In the decades after the Civil War, memorials celebrating the south’s valiant effort and glorious defeat appeared all over the region. They embodied the myth of the “lost cause” – the idea that the war had been fought to defend states’ rights, rather than slavery. In this interpretation, the south only lost because of the industrial might of the northern “aggressor”.
This doctrine came to prominence during the Jim Crow era when whites implemented racial segregation through violent, extra-legal and then legal means. The lost cause memory was used to justify and enforce white supremacy.
For many, the Confederate memorials continue to represent this repression. They are a celebration of southern identity as white. Since the rise of the Black Lives Matter movement, the slogan “BLM”, as well as the names of victims of police shootings have appeared on memorials around the country. “Black Lives Matter” was sprayed on Charlottesville’s Lee statue in the days following the Charleston church shootings in 2015. Along with calls for the removal of Confederate flags from civic buildings there have been increasingly vocal, and successful, demands to reconsider the place of monuments in public spaces.
Who was Robert E. Lee?
The statue in Charlottesville is of Lee atop his horse, Traveller. The Confederate general and native of Virginia holds a hat in one hand and his horse’s reins in the other, his sword ready at his side.
It was unveiled by Lee’s great-granddaughter at a ceremony in May 1924. As was the custom on these occasions it was accompanied by a parade and speeches. In the dedication address, Lee was celebrated as a hero, who embodied “the moral greatness of the Old South”, and as a proponent of reconciliation between the two sections. The war itself was remembered as a conflict between “interpretations of our Constitution” and between “ideals of democracy.”
Here was the states’ rights argument. The south fought a noble war over its right to self-determination, rather than an effort to keep millions enslaved. Lee, claimed one of the speakers, “abhorred slavery”. In his position as commander of the Confederate Army of North Virginia, Lee represented military endeavour rather than a political struggle to uphold human bondage.

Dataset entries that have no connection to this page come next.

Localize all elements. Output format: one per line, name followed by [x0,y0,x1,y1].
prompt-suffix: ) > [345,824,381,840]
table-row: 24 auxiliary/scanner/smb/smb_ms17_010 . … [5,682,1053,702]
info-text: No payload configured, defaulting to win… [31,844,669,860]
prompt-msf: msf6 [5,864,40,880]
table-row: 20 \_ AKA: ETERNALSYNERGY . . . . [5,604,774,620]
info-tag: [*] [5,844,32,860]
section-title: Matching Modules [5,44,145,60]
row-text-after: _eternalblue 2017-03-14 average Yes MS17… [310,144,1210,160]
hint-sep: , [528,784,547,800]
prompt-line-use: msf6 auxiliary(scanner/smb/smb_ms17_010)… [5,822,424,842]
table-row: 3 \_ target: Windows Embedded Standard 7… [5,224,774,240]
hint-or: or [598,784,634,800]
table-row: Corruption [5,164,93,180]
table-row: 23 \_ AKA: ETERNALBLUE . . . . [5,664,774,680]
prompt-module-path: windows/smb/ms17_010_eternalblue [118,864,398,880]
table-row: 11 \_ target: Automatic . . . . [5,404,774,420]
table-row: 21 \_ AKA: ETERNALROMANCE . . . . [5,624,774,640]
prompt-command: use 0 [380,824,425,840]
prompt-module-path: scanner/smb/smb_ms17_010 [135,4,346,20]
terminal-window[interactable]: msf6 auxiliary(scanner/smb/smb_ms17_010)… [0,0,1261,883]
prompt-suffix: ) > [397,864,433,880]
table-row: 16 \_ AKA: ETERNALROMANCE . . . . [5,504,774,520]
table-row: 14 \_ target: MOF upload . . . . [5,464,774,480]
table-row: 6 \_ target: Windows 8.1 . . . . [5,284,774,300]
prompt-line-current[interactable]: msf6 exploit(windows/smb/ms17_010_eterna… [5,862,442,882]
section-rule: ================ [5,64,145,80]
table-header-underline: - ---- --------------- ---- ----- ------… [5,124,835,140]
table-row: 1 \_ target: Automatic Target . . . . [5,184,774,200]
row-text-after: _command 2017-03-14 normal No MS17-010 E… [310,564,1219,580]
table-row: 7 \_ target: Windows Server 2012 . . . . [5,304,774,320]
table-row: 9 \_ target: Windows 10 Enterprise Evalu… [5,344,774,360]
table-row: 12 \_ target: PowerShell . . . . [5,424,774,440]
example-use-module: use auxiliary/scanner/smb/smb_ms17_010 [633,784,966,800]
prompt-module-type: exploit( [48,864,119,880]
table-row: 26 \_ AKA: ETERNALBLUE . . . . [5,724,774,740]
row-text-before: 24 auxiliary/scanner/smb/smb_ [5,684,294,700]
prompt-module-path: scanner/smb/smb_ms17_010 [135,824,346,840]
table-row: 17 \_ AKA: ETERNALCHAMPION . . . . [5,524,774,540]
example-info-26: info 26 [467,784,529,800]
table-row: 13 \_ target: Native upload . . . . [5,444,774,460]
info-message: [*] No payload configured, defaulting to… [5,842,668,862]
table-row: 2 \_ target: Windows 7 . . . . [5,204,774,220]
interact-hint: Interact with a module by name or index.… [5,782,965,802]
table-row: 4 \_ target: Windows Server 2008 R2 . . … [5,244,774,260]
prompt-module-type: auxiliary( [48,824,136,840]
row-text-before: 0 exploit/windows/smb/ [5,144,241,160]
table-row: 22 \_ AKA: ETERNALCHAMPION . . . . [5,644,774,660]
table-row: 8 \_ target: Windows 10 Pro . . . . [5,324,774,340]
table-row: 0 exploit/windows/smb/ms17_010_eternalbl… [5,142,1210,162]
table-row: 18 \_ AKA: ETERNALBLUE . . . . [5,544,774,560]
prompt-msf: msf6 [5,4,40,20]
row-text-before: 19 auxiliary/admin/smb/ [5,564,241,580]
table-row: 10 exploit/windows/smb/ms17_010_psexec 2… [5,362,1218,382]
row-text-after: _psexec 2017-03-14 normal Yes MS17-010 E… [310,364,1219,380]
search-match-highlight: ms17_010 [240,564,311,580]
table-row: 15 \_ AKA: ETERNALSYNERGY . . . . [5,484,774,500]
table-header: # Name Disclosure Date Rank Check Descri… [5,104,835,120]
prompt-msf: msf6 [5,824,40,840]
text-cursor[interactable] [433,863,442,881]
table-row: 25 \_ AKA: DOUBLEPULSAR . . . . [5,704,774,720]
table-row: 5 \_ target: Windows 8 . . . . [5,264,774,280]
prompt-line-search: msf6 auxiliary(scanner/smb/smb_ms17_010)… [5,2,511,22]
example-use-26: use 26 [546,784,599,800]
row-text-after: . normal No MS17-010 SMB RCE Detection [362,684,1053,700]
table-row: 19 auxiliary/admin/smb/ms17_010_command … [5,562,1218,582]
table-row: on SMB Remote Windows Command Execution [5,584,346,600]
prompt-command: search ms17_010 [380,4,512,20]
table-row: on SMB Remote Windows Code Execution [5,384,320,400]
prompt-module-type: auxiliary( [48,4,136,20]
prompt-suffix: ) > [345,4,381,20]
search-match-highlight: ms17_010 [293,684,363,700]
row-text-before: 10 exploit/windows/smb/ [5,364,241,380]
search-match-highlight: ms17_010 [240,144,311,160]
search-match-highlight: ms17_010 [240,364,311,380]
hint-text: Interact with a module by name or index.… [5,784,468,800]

This has made Lee a powerful symbol of the Confederacy. He allowed white southerners to ignore the central role of slavery in the war. They could forget that the southern states seceded in order to uphold slavery and that their defeat meant freedom to millions of enslaved people. There was no space for black memories of emancipation in the south’s public spaces. Confederates were white and their monuments were celebrations of whiteness.
Lee is one of the most frequent figures to be memorialised in statues, aside from the common soldier. In 2016, the Southern Poverty Law Center catalogued all publicly supported spaces dedicated to the Confederacy, finding 203 examples named for Robert E. Lee. Streets, highways, counties, cities, parks, monuments and 52 public schools are named for the Confederate general. Up until 2015, Lee’s birthday was officially marked in five states.
The same year as Lee’s statue appeared in Charlottesville, Virginia passed laws which strengthened definitions of who was “colored” and who was “white”, and which reinforced the law prohibiting interracial marriage. Then, two years later, the state passed a law to enforce racial segregation in places of public entertainment.
The monument to Lee served the same purpose as the legislation – to remind African Americans of their perceived place and inferiority. White nationalists gathered to protect the statue in 2017 because they wanted to celebrate its message. Like the original creators and supporters of the Lee monument, they sought to celebrate a white supremacist vision not just of the past, but of the present.
Jenny Woodley is Lecturer in Modern American History, Nottingham Trent University.